While it often resembles its neighbors, Umbria and Tuscany, with its hills and golden sunlight, Le Marche is still distinct.
Le Marche rests between the Adriatic Sea to the east and the soaring Sibillini Mountains to the west, part of the central Apennine range. These mountains mean that invaders (and tourists) have had little impact here. Between the mountains and the sea you’ll find honey-colored towns hugging the tops of hills and overlooking fertile and bucolic river valleys.
Miles of palm-lined sandy beaches march up the Adriatic Coast, making it the “palm Riviera.” Most of the seaside towns are modern-built resorts popular with locals, vacationing Italians, and northern Europeans. Unfortunately, the major A-3 motorway and the railway line front the sea, making it a noisy place to live and marring the views. But the beaches are easily accessible and the water is inviting during the summer heat.
Le Marche is still rural at heart and farming is still a respected profession; the use of GMOs is banned and organic farming methods are the norm. Fishing is also an important trade and San Benedetto del Tronto is one of Italy’s most important centers for freezing and packing fish.
But Le Marche isn’t “backwoods.” It was the birthplace of the noted Renaissance figures Raphael and Bramante (Urbino), the opera composer Gioachino Rossini (Pesaro), and Italy’s beloved poet, Giacomo Leopardi (Recanati). There is a renowned opera festival in Macerata and glorious art galleries in all the larger towns. Cultural events, exhibitions, and grand historic festivals are part of the joy of living here. The Republic of San Marino, the world’s oldest sovereign city-state, sits partially within the confines of Le Marche.

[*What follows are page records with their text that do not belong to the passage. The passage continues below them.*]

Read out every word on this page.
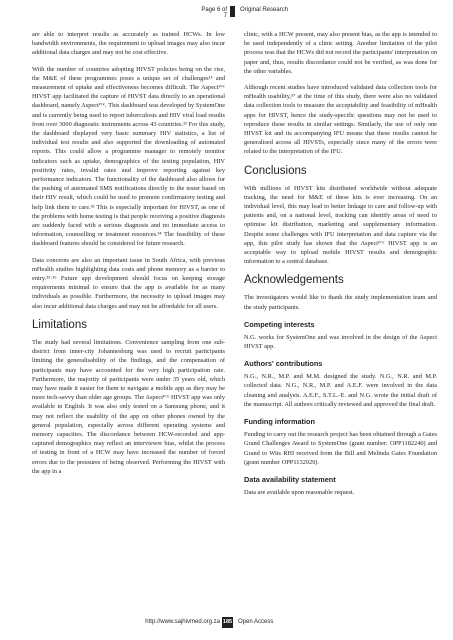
Page 6 of 7
Original Research

are able to interpret results as accurately as trained HCWs. In low bandwidth environments, the requirement to upload images may also incur additional data charges and may not be cost effective.

With the number of countries adopting HIVST policies being on the rise, the M&E of these programmes poses a unique set of challenges¹⁵ and measurement of uptake and effectiveness becomes difficult. The Aspectᴾᴼᶜ HIVST app facilitated the capture of HIVST data directly to an operational dashboard, namely Aspectᴾᴼᶜ. This dashboard was developed by SystemOne and is currently being used to report tuberculosis and HIV viral load results from over 3000 diagnostic instruments across 43 countries.³² For this study, the dashboard displayed very basic summary HIV statistics, a list of individual test results and also supported the downloading of automated reports. This could allow a programme manager to remotely monitor indicators such as uptake, demographics of the testing population, HIV positivity rates, invalid rates and improve reporting against key performance indicators. The functionality of the dashboard also allows for the pushing of automated SMS notifications directly to the tester based on their HIV result, which could be used to promote confirmatory testing and help link them to care.³³ This is especially important for HIVST, as one of the problems with home testing is that people receiving a positive diagnosis are suddenly faced with a serious diagnosis and no immediate access to information, counselling or treatment resources.³⁴ The feasibility of these dashboard features should be considered for future research.

Data concerns are also an important issue in South Africa, with previous mHealth studies highlighting data costs and phone memory as a barrier to entry.³⁵·³⁶ Future app development should focus on keeping storage requirements minimal to ensure that the app is available for as many individuals as possible. Furthermore, the necessity to upload images may also incur additional data charges and may not be affordable for all users.

Limitations

The study had several limitations. Convenience sampling from one sub-district from inner-city Johannesburg was used to recruit participants limiting the generalisability of the findings, and the compensation of participants may have accounted for the very high participation rate. Furthermore, the majority of participants were under 35 years old, which may have made it easier for them to navigate a mobile app as they may be more tech-savvy than older age groups. The Aspectᴾᴼᶜ HIVST app was only available in English. It was also only tested on a Samsung phone, and it may not reflect the usability of the app on other phones owned by the general population, especially across different operating systems and memory capacities. The discordance between HCW-recorded and app-captured demographics may reflect an interviewer bias, whilst the process of testing in front of a HCW may have increased the number of forced errors due to the pressures of being observed. Performing the HIVST with the app in a

clinic, with a HCW present, may also present bias, as the app is intended to be used independently of a clinic setting. Another limitation of the pilot process was that the HCWs did not record the participants' interpretation on paper and, thus, results discordance could not be verified, as was done for the other variables.

Although recent studies have introduced validated data collection tools for mHealth usability,³⁷ at the time of this study, there were also no validated data collection tools to measure the acceptability and feasibility of mHealth apps for HIVST, hence the study-specific questions may not be used to reproduce these results in similar settings. Similarly, the use of only one HIVST kit and its accompanying IFU means that these results cannot be generalised across all HIVSTs, especially since many of the errors were related to the interpretation of the IFU.

Conclusions

With millions of HIVST kits distributed worldwide without adequate tracking, the need for M&E of these kits is ever increasing. On an individual level, this may lead to better linkage to care and follow-up with patients and, on a national level, tracking can identify areas of need to optimise kit distribution, marketing and supplementary information. Despite some challenges with IFU interpretation and data capture via the app, this pilot study has shown that the Aspectᴾᴼᶜ HIVST app is an acceptable way to upload mobile HIVST results and demographic information to a central database.

Acknowledgements

The investigators would like to thank the study implementation team and the study participants.

Competing interests

N.G. works for SystemOne and was involved in the design of the Aspect HIVST app.

Authors' contributions

N.G., N.R., M.P. and M.M. designed the study. N.G., N.R. and M.P. collected data. N.G., N.R., M.P. and A.E.F. were involved in the data cleaning and analysis. A.E.F., S.T.L.-E. and N.G. wrote the initial draft of the manuscript. All authors critically reviewed and approved the final draft.

Funding information

Funding to carry out the research project has been obtained through a Gates Grand Challenges Award to SystemOne (grant number: OPP1182240) and Grand to Wits RHI received from the Bill and Melinda Gates Foundation (grant number OPP1132929).

Data availability statement

Data are available upon reasonable request.

http://www.sajhivmed.org.za 185 Open Access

From the limestone cliffs on the Conero peninsula to the canyons, gorges, and waterfalls of the mountains, there is much to enjoy in the great outdoors. You’ll find underground thrills, too—the Frasassi caves are an exceptionally well-maintained cavern system, with otherworldly looking formations in its depths.
With many attractive towns to choose from, you can live in the hills in sight of a castle, or along the Palm Riviera. Rent is affordable just about everywhere, so you can enjoy a relaxed lifestyle, Le Marche-style. You can find furnished rentals in most hill towns for €400 ($490) per month, while provincial cities, such as Ascoli Piceno, Fermo and Macerata, run around €600 ($735) per month for a nice, furnished apartment. Even swanky seaside Pesaro, with its museums, art and music as well as coveted coastline, has rentals between €650 to €800 per month ($796 to $980).

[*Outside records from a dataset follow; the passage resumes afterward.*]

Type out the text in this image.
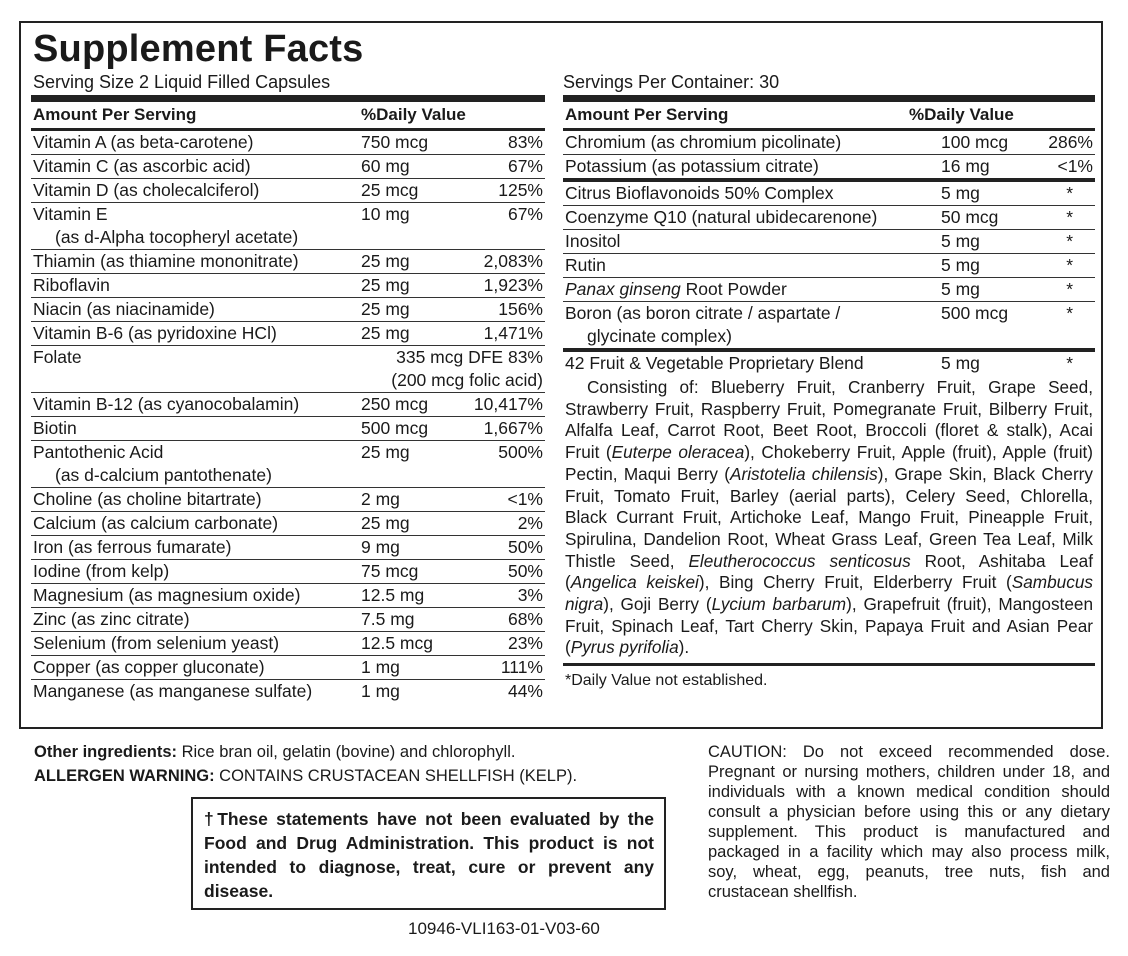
Supplement Facts
Serving Size 2 Liquid Filled Capsules	Servings Per Container: 30
Amount Per Serving	%Daily Value
Vitamin A (as beta-carotene)	750 mcg	83%
Vitamin C (as ascorbic acid)	60 mg	67%
Vitamin D (as cholecalciferol)	25 mcg	125%
Vitamin E
(as d-Alpha tocopheryl acetate)
10 mg	67%
Thiamin (as thiamine mononitrate)	25 mg	2,083%
Riboflavin	25 mg	1,923%
Niacin (as niacinamide)	25 mg	156%
Vitamin B-6 (as pyridoxine HCl)	25 mg	1,471%
Folate	335 mcg DFE 83%
(200 mcg folic acid)
Vitamin B-12 (as cyanocobalamin)	250 mcg	10,417%
Biotin	500 mcg	1,667%
Pantothenic Acid
(as d-calcium pantothenate)
25 mg	500%
Choline (as choline bitartrate)	2 mg	<1%
Calcium (as calcium carbonate)	25 mg	2%
Iron (as ferrous fumarate)	9 mg	50%
Iodine (from kelp)	75 mcg	50%
Magnesium (as magnesium oxide)	12.5 mg	3%
Zinc (as zinc citrate)	7.5 mg	68%
Selenium (from selenium yeast)	12.5 mcg	23%
Copper (as copper gluconate)	1 mg	111%
Manganese (as manganese sulfate)	1 mg	44%
Amount Per Serving	%Daily Value
Chromium (as chromium picolinate)	100 mcg 286%
Potassium (as potassium citrate)	16 mg	<1%
Citrus Bioflavonoids 50% Complex	5 mg	*
Coenzyme Q10 (natural ubidecarenone)	50 mcg	*
Inositol	5 mg	*
Rutin	5 mg	*
Panax ginseng Root Powder	5 mg	*
Boron (as boron citrate / aspartate /
glycinate complex)
500 mcg	*
42 Fruit & Vegetable Proprietary Blend	5 mg	*
Consisting of: Blueberry Fruit, Cranberry Fruit, Grape Seed, Strawberry Fruit, Raspberry Fruit, Pomegranate Fruit, Bilberry Fruit, Alfalfa Leaf, Carrot Root, Beet Root, Broccoli (floret & stalk), Acai Fruit (Euterpe oleracea), Chokeberry Fruit, Apple (fruit), Apple (fruit) Pectin, Maqui Berry (Aristotelia chilensis), Grape Skin, Black Cherry Fruit, Tomato Fruit, Barley (aerial parts), Celery Seed, Chlorella, Black Currant Fruit, Artichoke Leaf, Mango Fruit, Pineapple Fruit, Spirulina, Dandelion Root, Wheat Grass Leaf, Green Tea Leaf, Milk Thistle Seed, Eleutherococcus senticosus Root, Ashitaba Leaf (Angelica keiskei), Bing Cherry Fruit, Elderberry Fruit (Sambucus nigra), Goji Berry (Lycium barbarum), Grapefruit (fruit), Mangosteen Fruit, Spinach Leaf, Tart Cherry Skin, Papaya Fruit and Asian Pear (Pyrus pyrifolia).
*Daily Value not established.
Other ingredients: Rice bran oil, gelatin (bovine) and chlorophyll.
ALLERGEN WARNING: CONTAINS CRUSTACEAN SHELLFISH (KELP).
†These statements have not been evaluated by the Food and Drug Administration. This product is not intended to diagnose, treat, cure or prevent any disease.
CAUTION: Do not exceed recommended dose. Pregnant or nursing mothers, children under 18, and individuals with a known medical condition should consult a physician before using this or any dietary supplement. This product is manufactured and packaged in a facility which may also process milk, soy, wheat, egg, peanuts, tree nuts, fish and crustacean shellfish.
10946-VLI163-01-V03-60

Factoring in all the costs of life, including rent, utilities, cell phones, internet, groceries and dining out, a couple can live comfortably here for $1,845 per month.
If you decide to make Le Marche your new home you have an abundance of bases to choose from, and with good food, great wine, and affordability, it is the perfect place to experience the classic Italian lifestyle.